Depolimerisasi polietilen tereftalat (PET) menjadi monomer dimetil tereftalat dan etilen glikol adalah salah satu proses menggunakan methanol superkritis. Suhu yang digunakan adalah 573-623 K dan tekanan  220 MPa. Reaksi berlangsung selama 2-120 menit.

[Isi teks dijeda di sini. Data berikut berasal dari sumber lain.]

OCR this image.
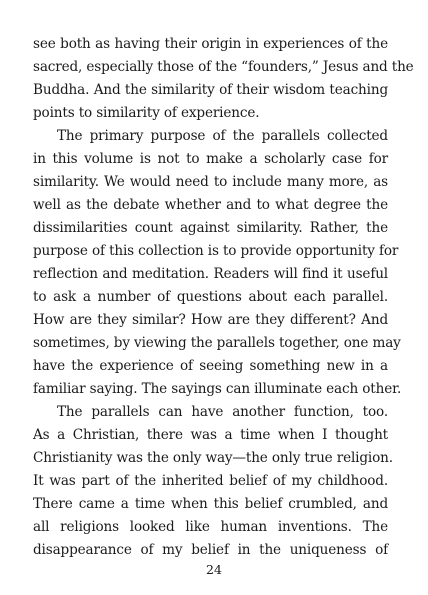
see both as having their origin in experiences of the
sacred, especially those of the “founders,” Jesus and the
Buddha. And the similarity of their wisdom teaching
points to similarity of experience.
The primary purpose of the parallels collected
in this volume is not to make a scholarly case for
similarity. We would need to include many more, as
well as the debate whether and to what degree the
dissimilarities count against similarity. Rather, the
purpose of this collection is to provide opportunity for
reflection and meditation. Readers will find it useful
to ask a number of questions about each parallel.
How are they similar? How are they different? And
sometimes, by viewing the parallels together, one may
have the experience of seeing something new in a
familiar saying. The sayings can illuminate each other.
The parallels can have another function, too.
As a Christian, there was a time when I thought
Christianity was the only way—the only true religion.
It was part of the inherited belief of my childhood.
There came a time when this belief crumbled, and
all religions looked like human inventions. The
disappearance of my belief in the uniqueness of
24
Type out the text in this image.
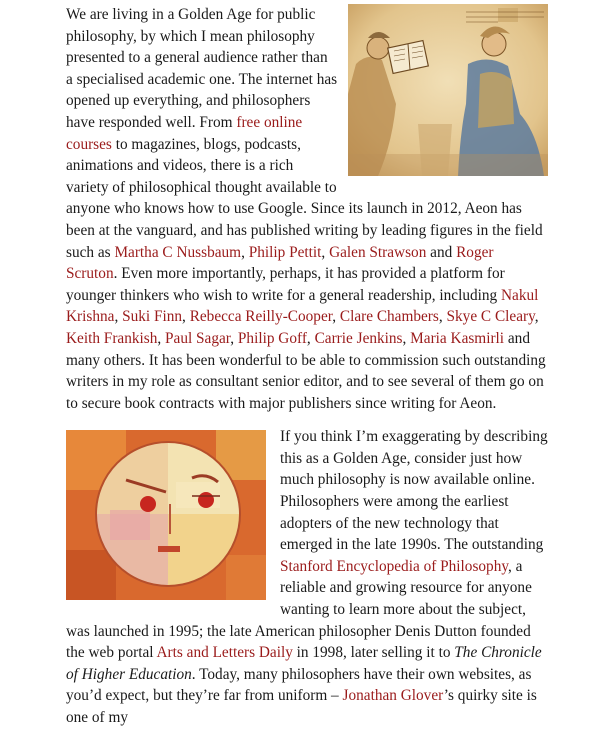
We are living in a Golden Age for public philosophy, by which I mean philosophy presented to a general audience rather than a specialised academic one. The internet has opened up everything, and philosophers have responded well. From free online courses to magazines, blogs, podcasts, animations and videos, there is a rich variety of philosophical thought available to anyone who knows how to use Google. Since its launch in 2012, Aeon has been at the vanguard, and has published writing by leading figures in the field such as Martha C Nussbaum, Philip Pettit, Galen Strawson and Roger Scruton. Even more importantly, perhaps, it has provided a platform for younger thinkers who wish to write for a general readership, including Nakul Krishna, Suki Finn, Rebecca Reilly-Cooper, Clare Chambers, Skye C Cleary, Keith Frankish, Paul Sagar, Philip Goff, Carrie Jenkins, Maria Kasmirli and many others. It has been wonderful to be able to commission such outstanding writers in my role as consultant senior editor, and to see several of them go on to secure book contracts with major publishers since writing for Aeon.

If you think I’m exaggerating by describing this as a Golden Age, consider just how much philosophy is now available online. Philosophers were among the earliest adopters of the new technology that emerged in the late 1990s. The outstanding Stanford Encyclopedia of Philosophy, a reliable and growing resource for anyone wanting to learn more about the subject, was launched in 1995; the late American philosopher Denis Dutton founded the web portal Arts and Letters Daily in 1998, later selling it to The Chronicle of Higher Education. Today, many philosophers have their own websites, as you’d expect, but they’re far from uniform – Jonathan Glover’s quirky site is one of my
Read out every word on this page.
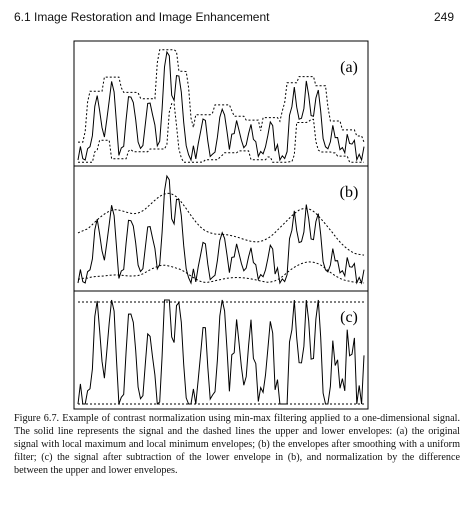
6.1 Image Restoration and Image Enhancement	249
(a)
(b)
(c)
Figure 6.7. Example of contrast normalization using min-max filtering applied to a one-dimensional signal. The solid line represents the signal and the dashed lines the upper and lower envelopes: (a) the original signal with local maximum and local minimum envelopes; (b) the envelopes after smoothing with a uniform filter; (c) the signal after subtraction of the lower envelope in (b), and normalization by the difference between the upper and lower envelopes.
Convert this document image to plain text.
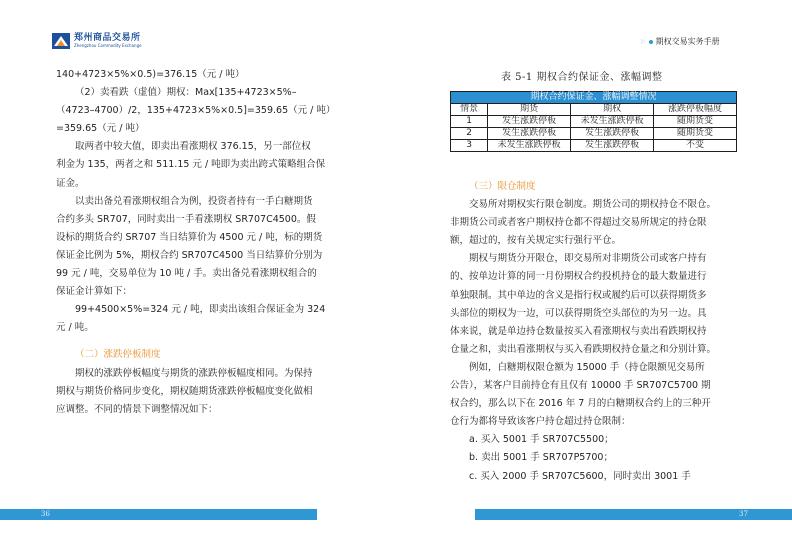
郑州商品交易所
Zhengzhou Commodity Exchange
▷ 期权交易实务手册
140+4723×5%×0.5)=376.15（元 / 吨）
（2）卖看跌（虚值）期权：Max[135+4723×5%–
（4723–4700）/2，135+4723×5%×0.5]=359.65（元 / 吨）
=359.65（元 / 吨）
取两者中较大值，即卖出看涨期权 376.15，另一部位权
利金为 135，两者之和 511.15 元 / 吨即为卖出跨式策略组合保
证金。
以卖出备兑看涨期权组合为例，投资者持有一手白糖期货
合约多头 SR707，同时卖出一手看涨期权 SR707C4500。假
设标的期货合约 SR707 当日结算价为 4500 元 / 吨，标的期货
保证金比例为 5%，期权合约 SR707C4500 当日结算价分别为
99 元 / 吨，交易单位为 10 吨 / 手。卖出备兑看涨期权组合的
保证金计算如下：
99+4500×5%=324 元 / 吨，即卖出该组合保证金为 324
元 / 吨。
（二）涨跌停板制度
期权的涨跌停板幅度与期货的涨跌停板幅度相同。为保持
期权与期货价格同步变化，期权随期货涨跌停板幅度变化做相
应调整。不同的情景下调整情况如下：
表 5-1 期权合约保证金、涨幅调整
期权合约保证金、涨幅调整情况			
情景	期货	期权	涨跌停板幅度
1	发生涨跌停板	未发生涨跌停板	随期货变
2	发生涨跌停板	发生涨跌停板	随期货变
3	未发生涨跌停板	发生涨跌停板	不变
（三）限仓制度
交易所对期权实行限仓制度。期货公司的期权持仓不限仓。
非期货公司或者客户期权持仓都不得超过交易所规定的持仓限
额，超过的，按有关规定实行强行平仓。
期权与期货分开限仓，即交易所对非期货公司或客户持有
的、按单边计算的同一月份期权合约投机持仓的最大数量进行
单独限制。其中单边的含义是指行权或履约后可以获得期货多
头部位的期权为一边，可以获得期货空头部位的为另一边。具
体来说，就是单边持仓数量按买入看涨期权与卖出看跌期权持
仓量之和，卖出看涨期权与买入看跌期权持仓量之和分别计算。
例如，白糖期权限仓额为 15000 手（持仓限额见交易所
公告），某客户目前持仓有且仅有 10000 手 SR707C5700 期
权合约，那么以下在 2016 年 7 月的白糖期权合约上的三种开
仓行为都将导致该客户持仓超过持仓限制：
a. 买入 5001 手 SR707C5500；
b. 卖出 5001 手 SR707P5700；
c. 买入 2000 手 SR707C5600，同时卖出 3001 手
36	37
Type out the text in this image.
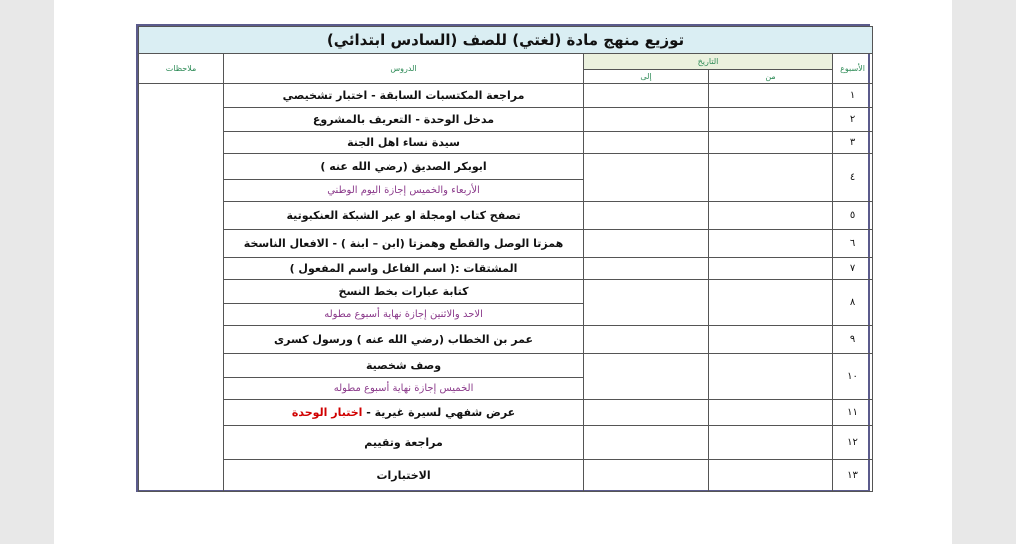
توزيع منهج مادة (لغتي) للصف (السادس ابتدائي)				
الأسبوع	التاريخ		الدروس	ملاحظات
	من	إلى		
١			مراجعة المكتسبات السابقة - اختبار تشخيصي	
٢			مدخل الوحدة - التعريف بالمشروع	
٣			سيدة نساء اهل الجنة	
٤			ابوبكر الصديق (رضي الله عنه )	
			الأربعاء والخميس إجازة اليوم الوطني	
٥			تصفح كتاب اومجلة او عبر الشبكة العنكبوتية	
٦			همزتا الوصل والقطع وهمزتا (ابن – ابنة ) - الافعال الناسخة	
٧			المشتقات :( اسم الفاعل واسم المفعول )	
٨			كتابة عبارات بخط النسخ	
			الاحد والاثنين إجازة نهاية أسبوع مطوله	
٩			عمر بن الخطاب (رضي الله عنه ) ورسول كسرى	
١٠			وصف شخصية	
			الخميس إجازة نهاية أسبوع مطوله	
١١			عرض شفهي لسيرة غيرية - اختبار الوحدة	
١٢			مراجعة وتقييم	
١٣			الاختبارات	
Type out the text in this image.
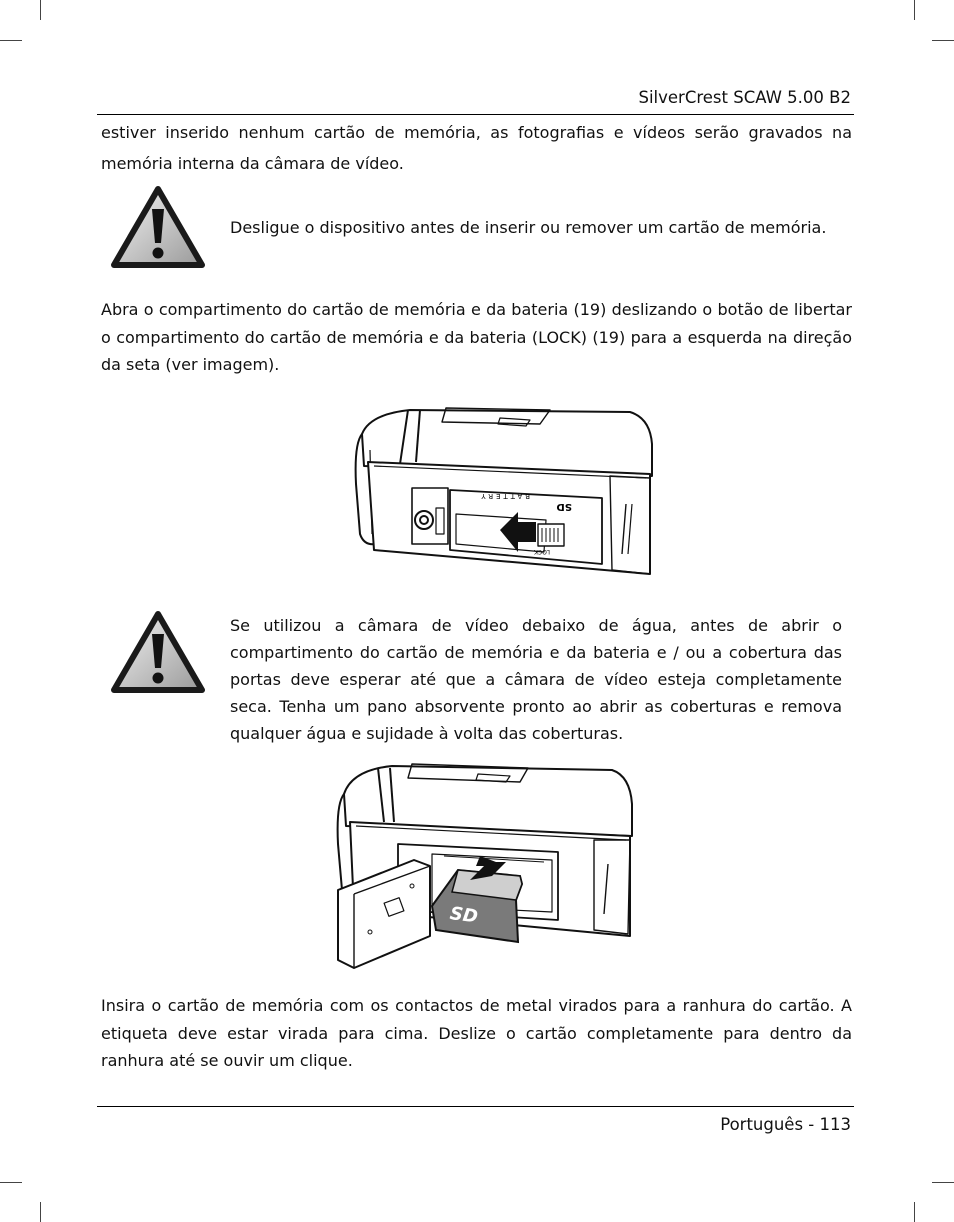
SilverCrest SCAW 5.00 B2

estiver inserido nenhum cartão de memória, as fotografias e vídeos serão gravados na memória interna da câmara de vídeo.

Desligue o dispositivo antes de inserir ou remover um cartão de memória.

Abra o compartimento do cartão de memória e da bateria (19) deslizando o botão de libertar o compartimento do cartão de memória e da bateria (LOCK) (19) para a esquerda na direção da seta (ver imagem).

SD
BATTERY
LOCK

Se utilizou a câmara de vídeo debaixo de água, antes de abrir o compartimento do cartão de memória e da bateria e / ou a cobertura das portas deve esperar até que a câmara de vídeo esteja completamente seca. Tenha um pano absorvente pronto ao abrir as coberturas e remova qualquer água e sujidade à volta das coberturas.

SD

Insira o cartão de memória com os contactos de metal virados para a ranhura do cartão. A etiqueta deve estar virada para cima. Deslize o cartão completamente para dentro da ranhura até se ouvir um clique.

Português - 113
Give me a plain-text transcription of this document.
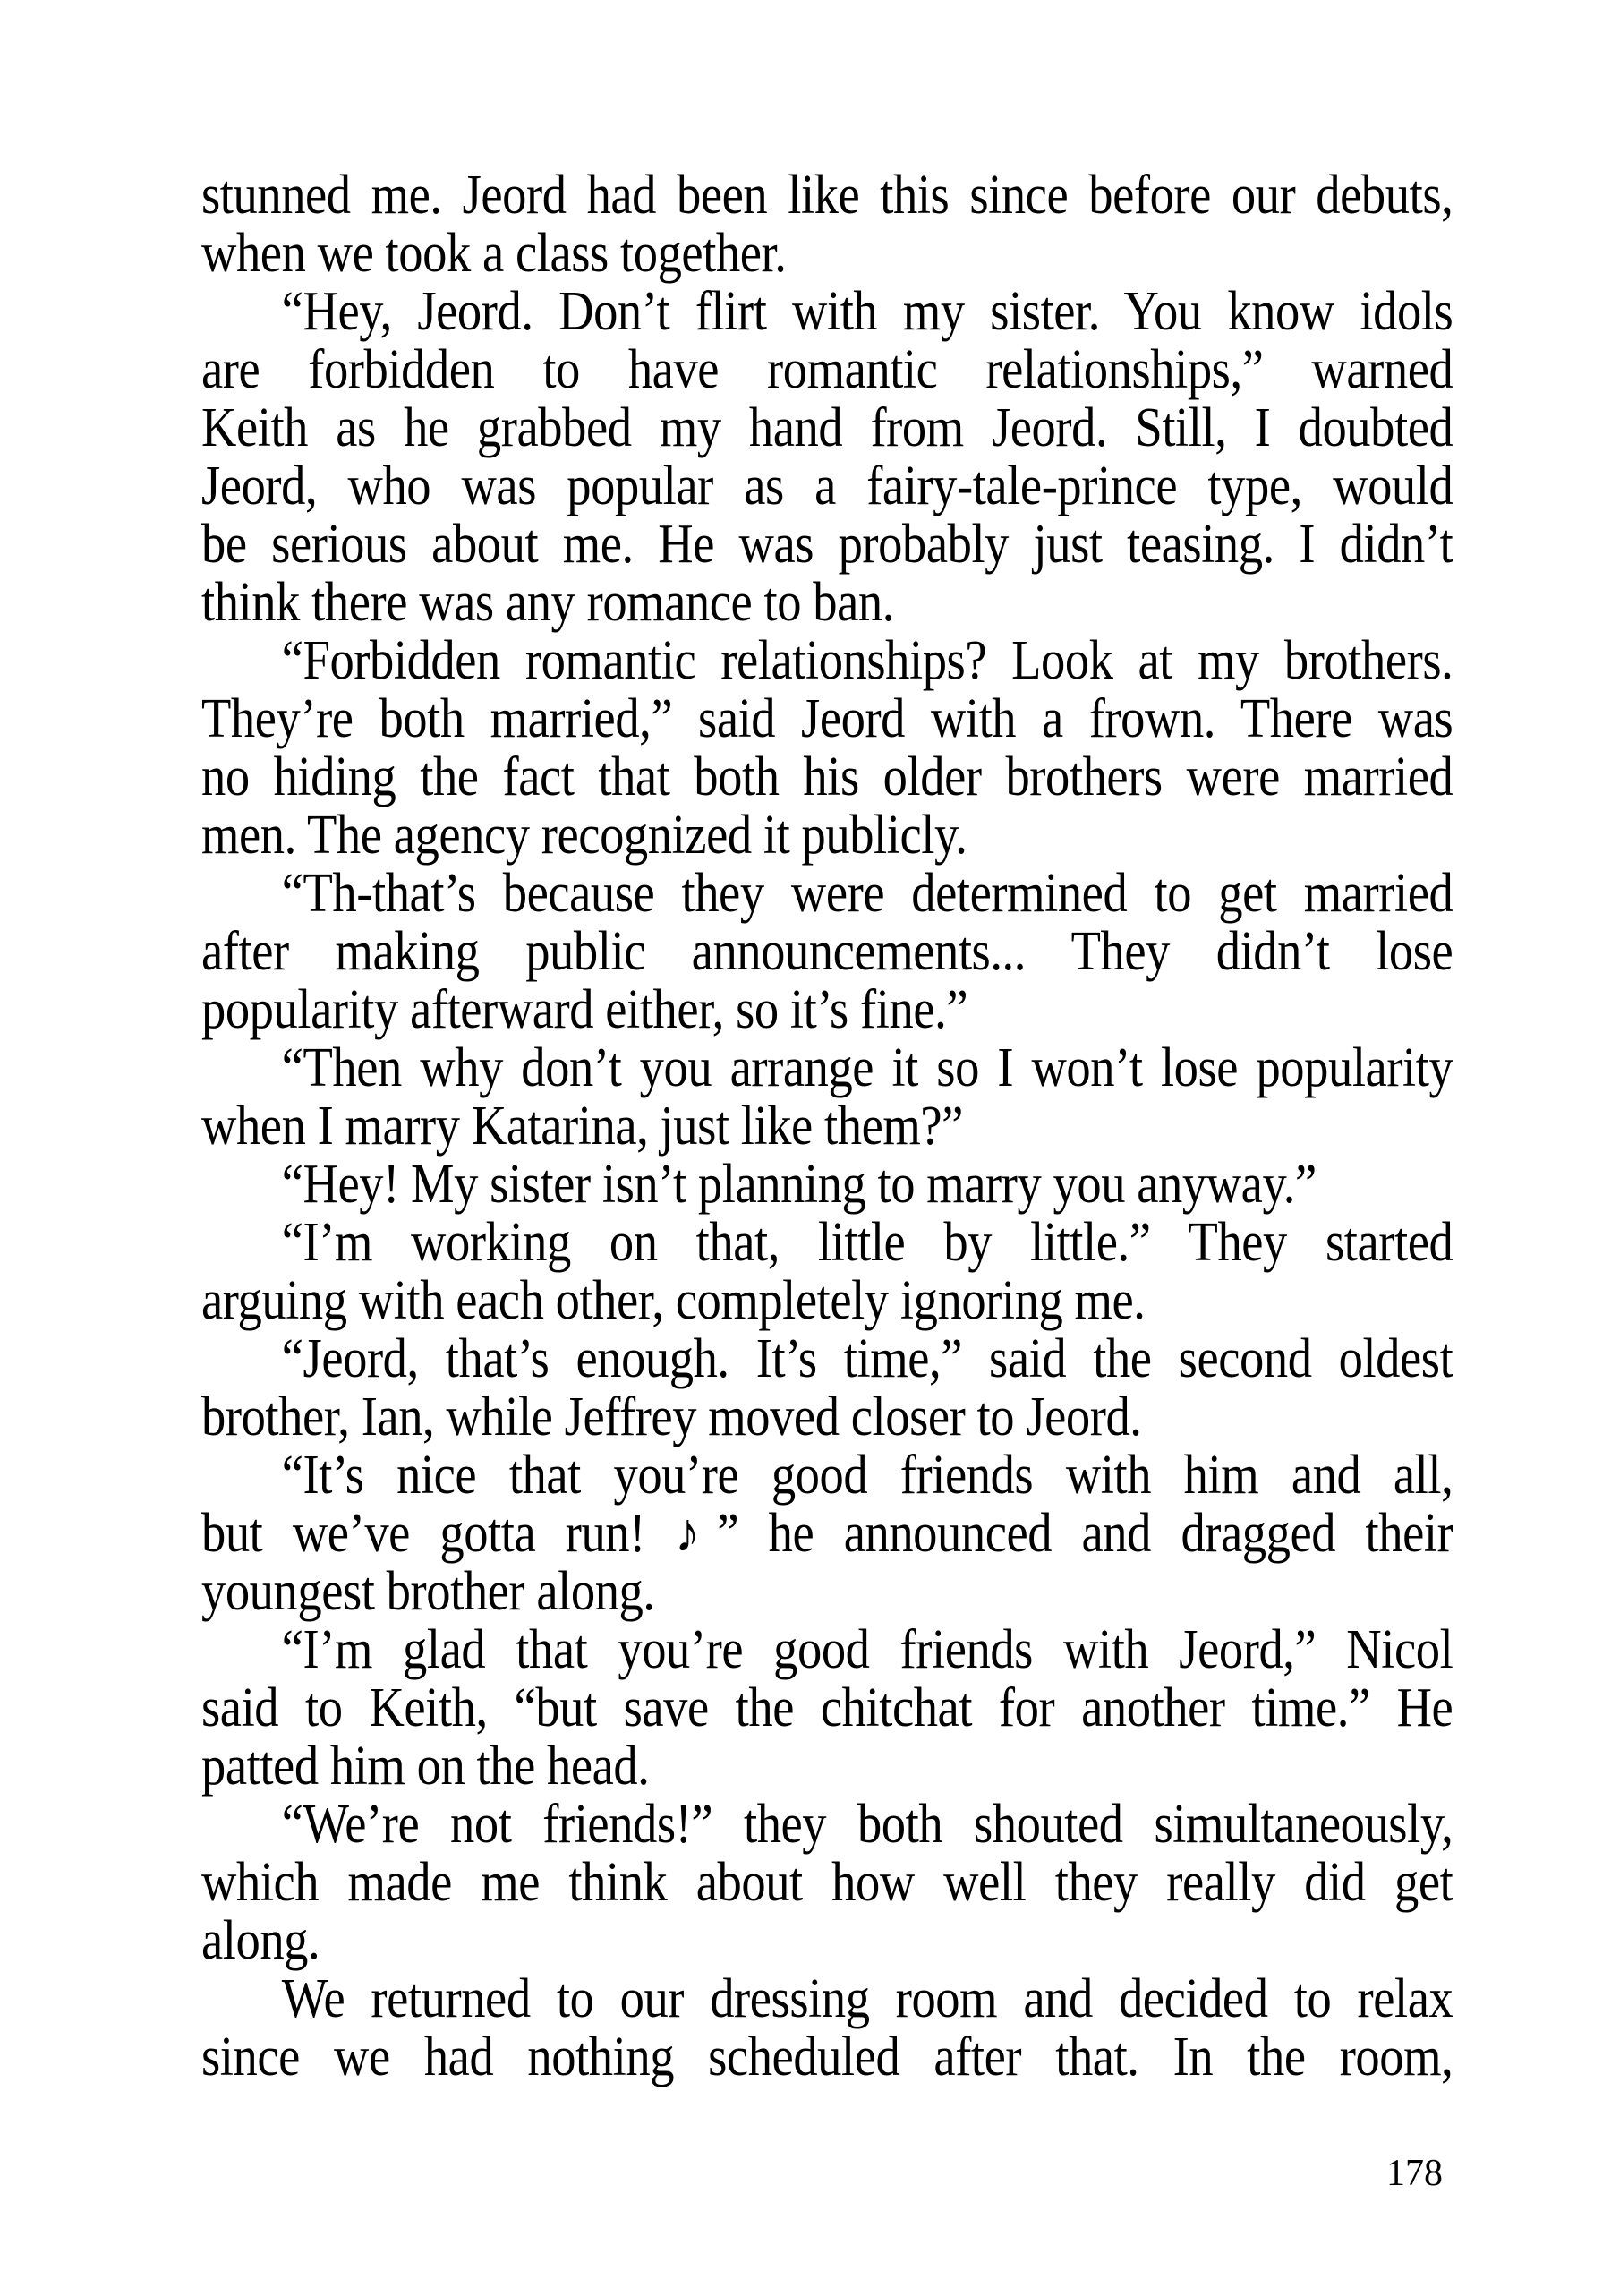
stunned me. Jeord had been like this since before our debuts,
when we took a class together.
“Hey, Jeord. Don’t flirt with my sister. You know idols
are forbidden to have romantic relationships,” warned
Keith as he grabbed my hand from Jeord. Still, I doubted
Jeord, who was popular as a fairy-tale-prince type, would
be serious about me. He was probably just teasing. I didn’t
think there was any romance to ban.
“Forbidden romantic relationships? Look at my brothers.
They’re both married,” said Jeord with a frown. There was
no hiding the fact that both his older brothers were married
men. The agency recognized it publicly.
“Th-that’s because they were determined to get married
after making public announcements... They didn’t lose
popularity afterward either, so it’s fine.”
“Then why don’t you arrange it so I won’t lose popularity
when I marry Katarina, just like them?”
“Hey! My sister isn’t planning to marry you anyway.”
“I’m working on that, little by little.” They started
arguing with each other, completely ignoring me.
“Jeord, that’s enough. It’s time,” said the second oldest
brother, Ian, while Jeffrey moved closer to Jeord.
“It’s nice that you’re good friends with him and all,
but we’ve gotta run! ♪” he announced and dragged their
youngest brother along.
“I’m glad that you’re good friends with Jeord,” Nicol
said to Keith, “but save the chitchat for another time.” He
patted him on the head.
“We’re not friends!” they both shouted simultaneously,
which made me think about how well they really did get
along.
We returned to our dressing room and decided to relax
since we had nothing scheduled after that. In the room,
178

Penelitian lebih lanjut terhadap daur ulang menggunakan pelarut kondisi superkritis menghasilkan hasil yang lebih baik. Produk yang dihasilkan bukan monomer yang memerlukan polimerisasi lebih lanjut, yang mana hal ini memerlukan syarat kondisi yang baik termasuk kemurnian monomer. Konsep yang lebih baik adalah degradasi plastik menggunakan pelarut superkritis menghasilkan produk akhir air, karbon dioksida, dan garam-garam anorganik. Meskipun sebenarnya masih memerlukan penanganan lebih lanjut.



 




III. KESIMPULAN
Solusi-solusi yang telah dilakukan pemerintah Indonesia, sampai saat ini belum dapat menyelesaikan masalah sampah plastik yang ada. Walaupun metode teknologi insenerator dan daur ulang ini memakan biaya yang mahal, tapi jika pelaksanaannya dilakukan secara efektif, cara ini benar-benar dapat mengurangi penimbunan sampah plastik.  Masalah sampah plastik tidak akan dapat diselesaikan tanpa kerjasama dari banyak pihak. Karena itu, dibutuhkan kerjasama dan perhatian dari banyak pihak, termasuk masyarakat, agar masalah sampah ini dapat terselesaikan dan tidak membawa dampak buruk bagi lingkungan.